VIVUS Inc. (NASDAQ:VVUS) [Detail Analytic Report] dropped over 2.67% to trade $1.46 as it released a loss of $12.7 million in its first quarter. On a per-share basis, the Mountain View, California-based company said it had a loss of 12 cents. The biopharmaceutical company posted revenue of $15.3 million in the period. VIVUS Chief Executive Officer, Seth H. Z. Fischer stated that they and their advisor are engaged in a rigorous business evaluation process with the sole objective of optimizing the value of both STENDRA and Qsymia to VIVUS and our stockholders.
They are actively evaluating all options as both brands represent significant advancements and opportunities in their respective markets. STENDRA, with a patent life through April 2025, boasts a 15-minute time-to-onset, benign safety profile and the ability to be taken with food and alcohol, and Qsymia, the best-in-class prescription weight loss brand, with its unsurpassed clinical profile and patent life through June 2029.
Neuralstem, Inc. (NASDAQ:CUR) [Detail Analytic Report] declared that pricing of an underwritten public offering of 20 million shares of its common stock at a public offering price of $0.40 per share as well as warrants to buy 20,000,000 shares of common stock.
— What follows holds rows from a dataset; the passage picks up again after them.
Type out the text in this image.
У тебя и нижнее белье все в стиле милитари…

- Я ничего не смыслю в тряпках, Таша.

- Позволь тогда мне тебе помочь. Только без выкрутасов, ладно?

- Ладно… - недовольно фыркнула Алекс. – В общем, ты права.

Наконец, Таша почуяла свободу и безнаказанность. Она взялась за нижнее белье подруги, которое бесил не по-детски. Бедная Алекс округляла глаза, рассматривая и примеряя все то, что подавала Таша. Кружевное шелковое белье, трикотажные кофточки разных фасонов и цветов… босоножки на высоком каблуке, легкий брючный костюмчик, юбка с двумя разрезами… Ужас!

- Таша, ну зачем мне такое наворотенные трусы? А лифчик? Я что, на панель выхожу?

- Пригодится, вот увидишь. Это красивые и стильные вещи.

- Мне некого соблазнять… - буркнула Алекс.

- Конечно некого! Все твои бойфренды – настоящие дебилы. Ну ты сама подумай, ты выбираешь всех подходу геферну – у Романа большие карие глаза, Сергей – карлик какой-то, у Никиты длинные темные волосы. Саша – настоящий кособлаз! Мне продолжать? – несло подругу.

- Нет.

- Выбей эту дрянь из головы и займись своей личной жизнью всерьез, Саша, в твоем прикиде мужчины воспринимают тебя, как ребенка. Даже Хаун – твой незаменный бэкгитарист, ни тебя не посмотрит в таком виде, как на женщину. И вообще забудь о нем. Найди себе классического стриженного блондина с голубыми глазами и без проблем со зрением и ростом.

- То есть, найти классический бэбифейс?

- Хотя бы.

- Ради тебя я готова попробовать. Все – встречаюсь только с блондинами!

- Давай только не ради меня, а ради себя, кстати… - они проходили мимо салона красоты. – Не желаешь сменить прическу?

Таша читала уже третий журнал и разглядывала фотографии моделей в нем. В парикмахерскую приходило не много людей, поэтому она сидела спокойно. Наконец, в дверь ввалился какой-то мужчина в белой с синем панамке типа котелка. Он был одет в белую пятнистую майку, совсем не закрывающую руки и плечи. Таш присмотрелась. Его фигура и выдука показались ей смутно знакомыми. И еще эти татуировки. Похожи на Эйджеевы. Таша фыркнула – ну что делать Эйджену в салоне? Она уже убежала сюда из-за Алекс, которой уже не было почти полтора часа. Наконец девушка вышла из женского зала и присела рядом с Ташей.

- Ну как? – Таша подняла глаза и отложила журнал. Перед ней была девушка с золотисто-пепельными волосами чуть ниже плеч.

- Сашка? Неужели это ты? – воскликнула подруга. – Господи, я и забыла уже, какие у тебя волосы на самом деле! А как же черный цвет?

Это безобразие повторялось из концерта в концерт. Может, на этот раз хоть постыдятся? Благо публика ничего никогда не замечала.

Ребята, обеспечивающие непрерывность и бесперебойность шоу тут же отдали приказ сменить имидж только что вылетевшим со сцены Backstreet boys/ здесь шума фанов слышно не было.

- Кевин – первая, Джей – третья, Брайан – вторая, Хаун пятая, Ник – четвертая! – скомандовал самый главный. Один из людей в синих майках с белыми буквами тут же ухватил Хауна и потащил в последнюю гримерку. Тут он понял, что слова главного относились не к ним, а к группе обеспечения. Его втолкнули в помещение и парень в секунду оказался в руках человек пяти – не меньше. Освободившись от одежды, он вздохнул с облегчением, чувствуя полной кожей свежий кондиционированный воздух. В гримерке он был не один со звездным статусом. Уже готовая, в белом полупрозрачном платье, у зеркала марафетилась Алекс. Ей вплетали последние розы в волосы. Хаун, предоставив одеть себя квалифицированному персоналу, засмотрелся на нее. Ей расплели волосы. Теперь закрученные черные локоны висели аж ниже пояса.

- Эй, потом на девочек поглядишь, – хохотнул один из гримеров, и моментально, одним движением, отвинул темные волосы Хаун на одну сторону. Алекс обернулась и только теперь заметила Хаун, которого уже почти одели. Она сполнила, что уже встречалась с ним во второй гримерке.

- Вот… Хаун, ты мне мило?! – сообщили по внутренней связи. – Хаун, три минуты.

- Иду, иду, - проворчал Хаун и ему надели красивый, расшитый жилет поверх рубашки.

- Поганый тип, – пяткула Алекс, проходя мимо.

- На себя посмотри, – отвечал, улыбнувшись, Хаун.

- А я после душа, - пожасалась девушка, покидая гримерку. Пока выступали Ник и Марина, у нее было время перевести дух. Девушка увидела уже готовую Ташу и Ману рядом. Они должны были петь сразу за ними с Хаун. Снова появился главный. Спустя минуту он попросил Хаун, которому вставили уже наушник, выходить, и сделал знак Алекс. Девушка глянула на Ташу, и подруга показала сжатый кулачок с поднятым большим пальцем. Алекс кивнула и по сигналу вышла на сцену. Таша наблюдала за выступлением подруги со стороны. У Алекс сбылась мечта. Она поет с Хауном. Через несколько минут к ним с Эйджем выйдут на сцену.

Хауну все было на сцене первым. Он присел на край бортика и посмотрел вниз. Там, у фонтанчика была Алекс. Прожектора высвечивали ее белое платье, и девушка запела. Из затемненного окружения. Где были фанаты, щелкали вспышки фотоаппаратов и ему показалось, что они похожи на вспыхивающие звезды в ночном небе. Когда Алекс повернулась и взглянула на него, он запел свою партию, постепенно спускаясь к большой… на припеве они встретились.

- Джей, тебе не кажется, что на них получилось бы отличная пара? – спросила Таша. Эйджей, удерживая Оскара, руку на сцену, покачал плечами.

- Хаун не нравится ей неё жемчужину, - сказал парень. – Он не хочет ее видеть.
The warrants have an exercise price of $0.40 per share, are immediately exercisable and expire on the fifth anniversary of the date of issuance. The shares of common stock and warrants are immediately separable and will be issued separately.
The gross proceeds of offering are anticipated to be around $8M, previous to deducting underwriting discounts and commissions and other estimated offering expenses, excluding the exercise of any warrants. Neuralstem aims to use the net proceeds from this underwritten offering to fund regulatory, pre-clinical and clinical activities and general corporate purposes, including working capital and the repayment of debt.
Merrimack Pharmaceuticals, Inc. (NASDAQ:MACK) [Detail Analytic Report] released that its Q1 2016 financial results. Merrimack will host a live conference call and webcast today, Monday, May 2 at 4:30 p.m., Eastern time, to provide an update on Merrimack’s progress as well as a summary of these results. The firm declared that Merrimack received approval for ONIVYDE from the U.S. Food and Drug Administration on October 22, 2015 and launched ONIVYDE in the United States on October 26, 2015. In March 2016, the ONIVYDE regimen was added to the National Comprehensive Cancer Network (NCCN) 2016 Clinical Practice Guidelines in Oncology as a Category 1 Treatment Option for patients with metastatic pancreatic adenocarcinoma who have previously been treated with gemcitabine-based therapy. Gross product revenues from U.S. commercial sales of ONIVYDE for the first quarter of 2016 were $11.3 million, while net product revenues were $10.0 million.